Сергей и сам чувствовал, что грязен, и только заставлял себя терпеть неудобства нечистого тела. По возможности он окунался в речки, через которые проезжала их небольшая команда, но осторожничал, чтобы не простудиться, не связать спутников ненужными осложнениями. Однако ему сделалось неприятно от того, что посторонний сделал ему замечание хотя бы в небрежной форме. А повторенное в десятый, кажется, раз обращение «дорогой мой» взбесило его окончательно.
– Прежде всего, я хотел бы рассчитаться с проводниками, – отрезал он. – Артемий Прокофьевич уверил меня, что вам будет дано соответствующее поручение.
– И он вас нисколько не обманул, – усмехнулся Брянский. – Я получил указания и выполню их немедля.
Он перегнулся в пояснице, не поднимаясь, впрочем, со стула, открыл сундук, достал и поставил на стол железный ящичек, очевидно, нелёгкий. Из ящичка извлёк горсть монет, отсчитал нужное количество, бросая по одной на столешницу, отвечавшую сухим треском. Оставшиеся деньги граф ссыпал в ящик.
– Можете пересчитать, – бросил он Сергею, подвигая монеты по столу тыльною стороной ладони.
Новицкий не прикоснулся к деньгам.
– Я считал вместе с вами и вижу, что здесь только половина условленной суммы, – сказал он, всё ещё сдерживаясь; но сквозь его раздражение начал уже пробиваться гнев.

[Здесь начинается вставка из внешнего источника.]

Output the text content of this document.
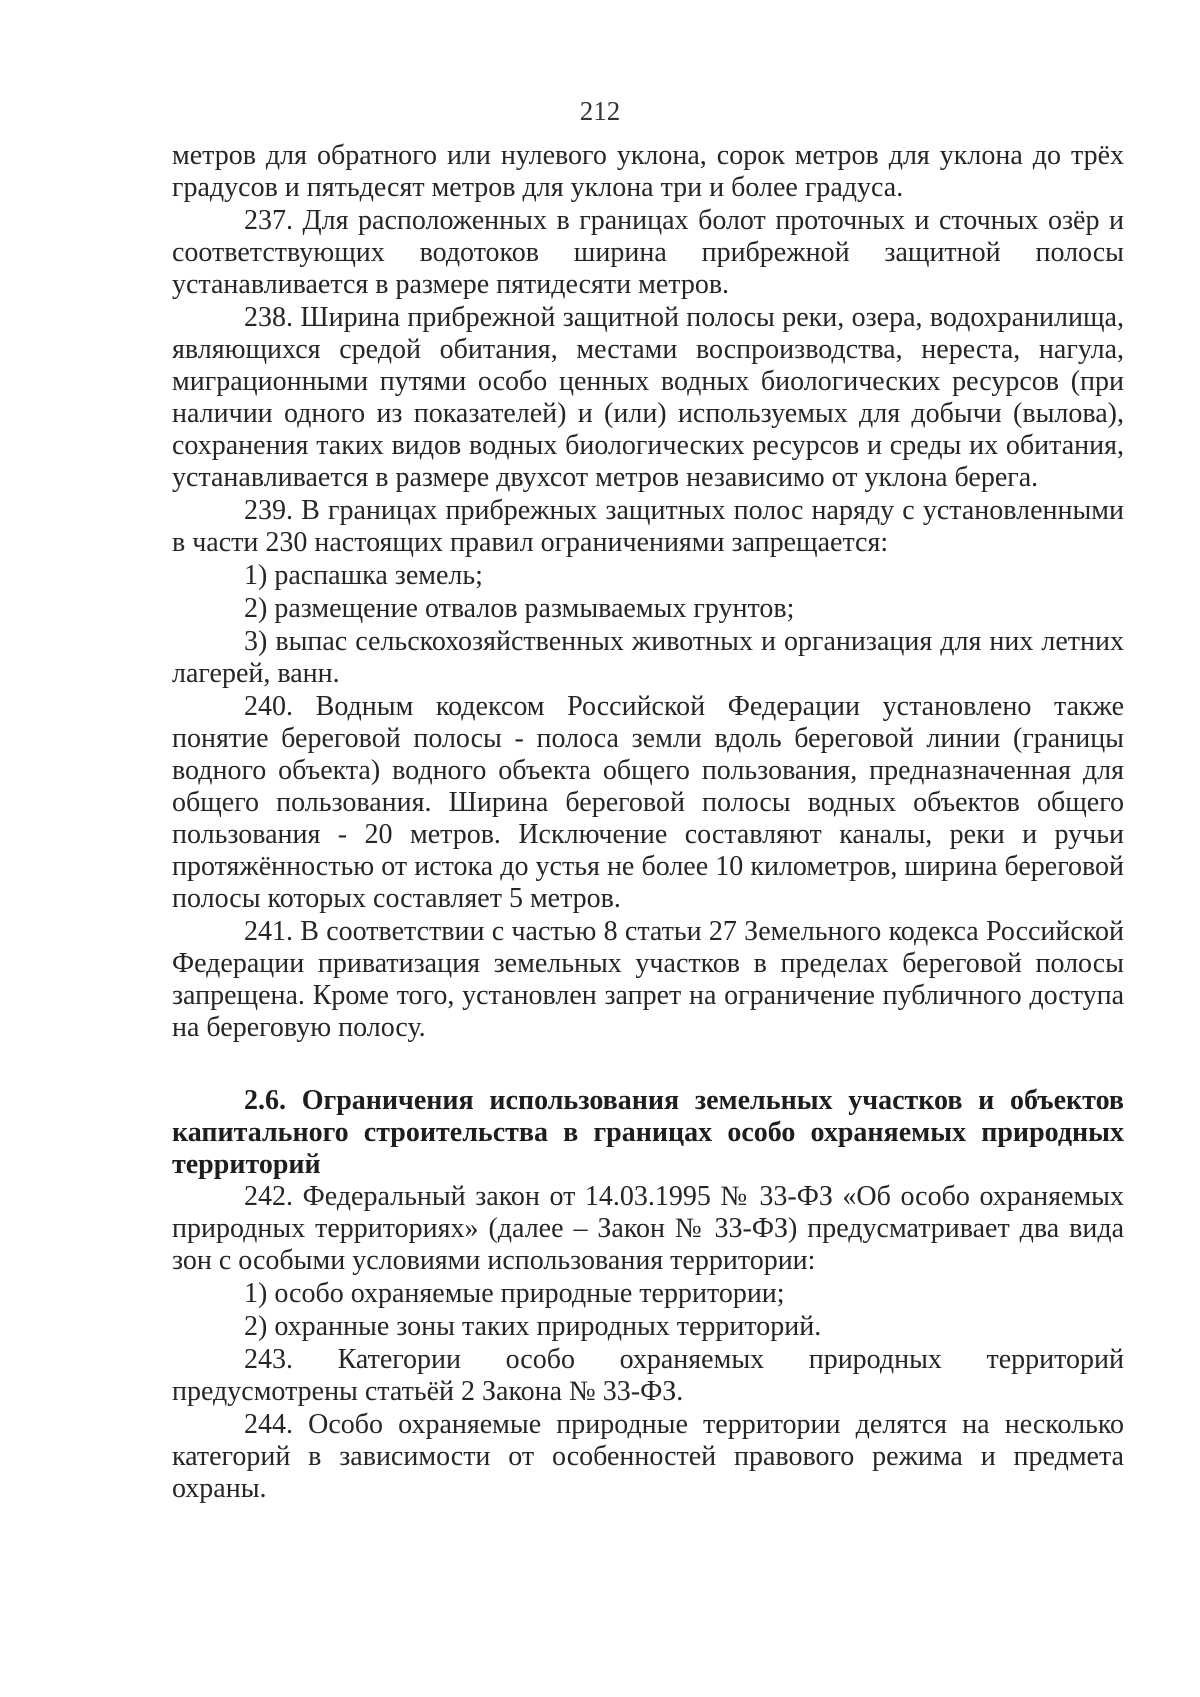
212

метров для обратного или нулевого уклона, сорок метров для уклона до трёх градусов и пятьдесят метров для уклона три и более градуса.

237. Для расположенных в границах болот проточных и сточных озёр и соответствующих водотоков ширина прибрежной защитной полосы устанавливается в размере пятидесяти метров.

238. Ширина прибрежной защитной полосы реки, озера, водохранилища, являющихся средой обитания, местами воспроизводства, нереста, нагула, миграционными путями особо ценных водных биологических ресурсов (при наличии одного из показателей) и (или) используемых для добычи (вылова), сохранения таких видов водных биологических ресурсов и среды их обитания, устанавливается в размере двухсот метров независимо от уклона берега.

239. В границах прибрежных защитных полос наряду с установленными в части 230 настоящих правил ограничениями запрещается:

1) распашка земель;

2) размещение отвалов размываемых грунтов;

3) выпас сельскохозяйственных животных и организация для них летних лагерей, ванн.

240. Водным кодексом Российской Федерации установлено также понятие береговой полосы - полоса земли вдоль береговой линии (границы водного объекта) водного объекта общего пользования, предназначенная для общего пользования. Ширина береговой полосы водных объектов общего пользования - 20 метров. Исключение составляют каналы, реки и ручьи протяжённостью от истока до устья не более 10 километров, ширина береговой полосы которых составляет 5 метров.

241. В соответствии с частью 8 статьи 27 Земельного кодекса Российской Федерации приватизация земельных участков в пределах береговой полосы запрещена. Кроме того, установлен запрет на ограничение публичного доступа на береговую полосу.

2.6. Ограничения использования земельных участков и объектов капитального строительства в границах особо охраняемых природных территорий

242. Федеральный закон от 14.03.1995 № 33-ФЗ «Об особо охраняемых природных территориях» (далее – Закон № 33-ФЗ) предусматривает два вида зон с особыми условиями использования территории:

1) особо охраняемые природные территории;

2) охранные зоны таких природных территорий.

243. Категории особо охраняемых природных территорий предусмотрены статьёй 2 Закона № 33-ФЗ.

244. Особо охраняемые природные территории делятся на несколько категорий в зависимости от особенностей правового режима и предмета охраны.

Брянский, напротив, улыбался вполне радушно, словно призывая собеседника к участию в предприятии приятном и достойном благородного человека.
– Помилуйте, Новицкий, да и тем, что сейчас на столе, ваши проводники будут более чем довольны. Такую сумму в карманах своих, кошелях эти дикари не видели во всю свою жизнь. На что они могут потратить деньги в этих горах? Купят порох, свинец, отольют пули, набьют заряды, которые выпустят по нашим солдатам.
Новицкий вспомнил, как под ногами его коня чвякали в грязь пули, пущенные Мухетдином в бою под Парас-аулом, и почувствовал, что в словах графа есть свой резон. Но сейчас его занимали не судьбы ханств и империй, а простые отношения с такими же, как он сам, людьми; те тоненькие нити, что успели протянуться между ним, Семёном, Мухетдином, Беталом, Темиром, и которые он не собирался разрывать по случайной прихоти спесивого пришельца из Северной столицы России.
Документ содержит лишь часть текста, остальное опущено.